The rising rainbow flag
Like in many other Asian countries, gender inequality is still an issue in Vietnam, especially in the countryside. However, the country is making progressive improvements on this by promoting gender equality and women's empowerment via such legislative framework as the "2006 Law on Gender Equality" and the "2007 Law on the Prevention and Control of Domestic Violence". Nowadays, gender equality is better in the big cities. If you work for a foreign-invested company or an international corporate in Vietnam, most likely you don't see gender inequality as an issue among your Vietnamese co-workers.
National Assembly Chairwoman Nguyen Thi Kim Ngan, one of the top 4 leaders of Vietnam
Surprisingly, Vietnam is quite open-minded to the LGBT (Lesbian, Gay, Bisexual, and Transgender) community. On January 1st 2015, the country was hailed as a leader on gay rights in Southeast Asia after its government abolished a ban on same-sex marriage. That means, while same-sex marriages have yet to be afforded equal rights, ceremonies are no longer illegal. Since the ban was lifted, LGBT couples have organized their same-sex marriages in many special ways. But perhaps the most famous gay couples in Vietnam is Son Doan and Adrian Anh Tuan, whom have been seen as a symbolic couples of the LGBT community in Vietnam, an example of happy same-sex marriage. News about them (their wedding, their new house, their new business, their plan to have children, etc...) have been covering the media since their marriage in early 2015. That can also be seen as an indicator that Vietnamese society is now more open-minded to the LGBT community. In fact, many of my fellow workers are gays and most of them come out, proudly. So if you are a LGBT, Vietnam may not be the best destination for you to live or work but it is definitely not the worst either.

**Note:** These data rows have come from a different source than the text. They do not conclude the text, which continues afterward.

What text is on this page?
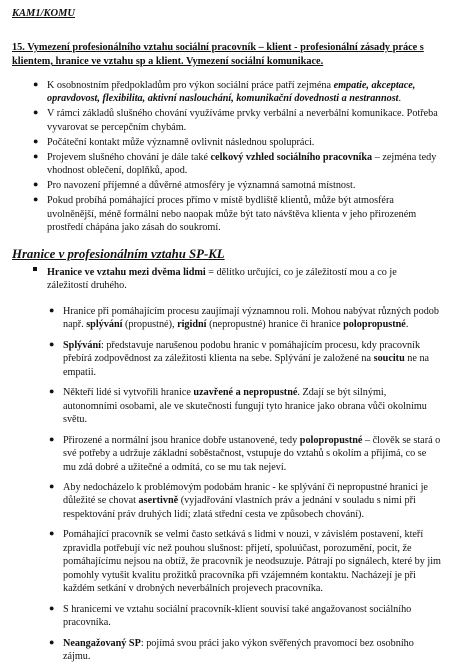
KAM1/KOMU
15. Vymezení profesionálního vztahu sociální pracovník – klient - profesionální zásady práce s klientem, hranice ve vztahu sp a klient. Vymezení sociální komunikace.
● K osobnostním předpokladům pro výkon sociální práce patří zejména empatie, akceptace, opravdovost, flexibilita, aktivní naslouchání, komunikační dovednosti a nestrannost.
● V rámci základů slušného chování využíváme prvky verbální a neverbální komunikace. Potřeba vyvarovat se percepčním chybám.
● Počáteční kontakt může významně ovlivnit následnou spolupráci.
● Projevem slušného chování je dále také celkový vzhled sociálního pracovníka – zejména tedy vhodnost oblečení, doplňků, apod.
● Pro navození příjemné a důvěrné atmosféry je významná samotná místnost.
● Pokud probíhá pomáhající proces přímo v místě bydliště klientů, může být atmosféra uvolněnější, méně formální nebo naopak může být tato návštěva klienta v jeho přirozeném prostředí chápána jako zásah do soukromí.
Hranice v profesionálním vztahu SP-KL
Hranice ve vztahu mezi dvěma lidmi = dělítko určující, co je záležitostí mou a co je záležitostí druhého.
● Hranice při pomáhajícím procesu zaujímají významnou roli. Mohou nabývat různých podob např. splývání (propustné), rigidní (nepropustné) hranice či hranice polopropustné.
● Splývání: představuje narušenou podobu hranic v pomáhajícím procesu, kdy pracovník přebírá zodpovědnost za záležitosti klienta na sebe. Splývání je založené na soucitu ne na empatii.
● Někteří lidé si vytvořili hranice uzavřené a nepropustné. Zdají se být silnými, autonomními osobami, ale ve skutečnosti fungují tyto hranice jako obrana vůči okolnímu světu.
● Přirozené a normální jsou hranice dobře ustanovené, tedy polopropustné – člověk se stará o své potřeby a udržuje základní soběstačnost, vstupuje do vztahů s okolím a přijímá, co se mu zdá dobré a užitečné a odmítá, co se mu tak nejeví.
● Aby nedocházelo k problémovým podobám hranic - ke splývání či nepropustné hranici je důležité se chovat asertivně (vyjadřování vlastních práv a jednání v souladu s nimi při respektování práv druhých lidí; zlatá střední cesta ve způsobech chování).
● Pomáhající pracovník se velmi často setkává s lidmi v nouzi, v závislém postavení, kteří zpravidla potřebují víc než pouhou slušnost: přijetí, spoluúčast, porozumění, pocit, že pomáhajícímu nejsou na obtíž, že pracovník je neodsuzuje. Pátrají po signálech, které by jim pomohly vytušit kvalitu prožitků pracovníka při vzájemném kontaktu. Nacházejí je při každém setkání v drobných neverbálních projevech pracovníka.
● S hranicemi ve vztahu sociální pracovník-klient souvisí také angažovanost sociálního pracovníka.
● Neangažovaný SP: pojímá svou práci jako výkon svěřených pravomocí bez osobního zájmu.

Son Doan and Adrian Anh Tuan, a very famous gay couples in Vietnam
Another interesting thing to note here is that Vietnamese has different definition of sexual harassment. Generally speaking, many Vietnamese think that sexual harassment needs to involve physical contacts. As a result, when working with Western people, some of my Vietnamese male staff were accused of sexual harassment when telling their female colleague (via video conference) that "You looks very pretty today" or "You have very beautiful eyes". To avoid such cultural gap, organizations should provide some sorts of induction or orientation on the definition of sexual harassment that is defined by the company.